I compliment the association for its enthusiasm for the idea, and wish them well in their effort. Major equipment makers are good at scoping out strong market potential and if there's room for those smaller combines on dealer lots - who knows, they could return.
In the meantime, however, I wonder why smaller farmers would want to tie up all their money in a combine at all? If you're operation is only big enough to support a Class IV combine, chances are you're only putting 200 hours (or less) on it in a harvest season. Yet even that smaller combine, if it came back, would have a near six-figure (if not into the six-figures) price tag.

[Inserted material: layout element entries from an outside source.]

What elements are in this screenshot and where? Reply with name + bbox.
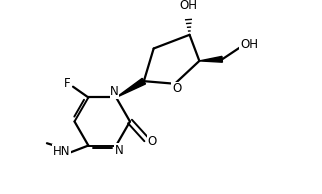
- Text: N: N: [115, 144, 124, 157]
- Text: O: O: [147, 135, 157, 148]
- Text: O: O: [172, 82, 181, 95]
- Text: N: N: [110, 85, 119, 98]
- Text: HN: HN: [53, 145, 71, 158]
- Text: F: F: [64, 77, 71, 90]
- Text: OH: OH: [179, 0, 197, 12]
- Polygon shape: [116, 78, 146, 97]
- Text: OH: OH: [240, 38, 258, 51]
- Polygon shape: [199, 56, 223, 62]
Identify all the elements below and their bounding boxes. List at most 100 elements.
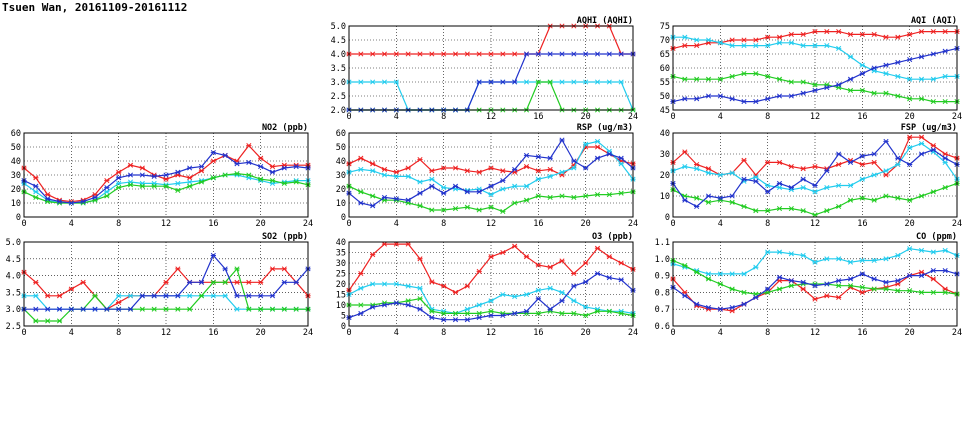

Smaller farms - to succeed - need to start thinking about the capital they tie up in iron. I'm all for having the newest and the best since these new machines are more productive, precise and can be money makers on your farm. However, if you're farm isn't getting bigger, tying up cash in iron that gets little use is perhaps not the best way to use your money.
Instead, it might be better to get a Class V combine as part of a "co-op" among a group of smaller neighbors. You share the costs and the machine, get the higher productivity, and keep your cost per bushel for machinery under control. Or consider a leasing deal. There are services out there that provide combines to your farm when you need it (we've covered them in Farmer Iron before). Your out-of-pocket is the cost of operating the machine, and a service fee for the short-term rental. This cost can be expensed in the current operating year - and you don't tie up precious equity in a little-used machine.
However, if there are enough of you out there who want a smaller combine, keep those signatures, cards and letters headed to the harvest machine makers. Someone's bound to listen.
Then, of course, if it's only one company, those prospective small-combine buyers will have to ask themselves if they want to own a machine that may not have a paint color that matches the rest of the stuff on their farms.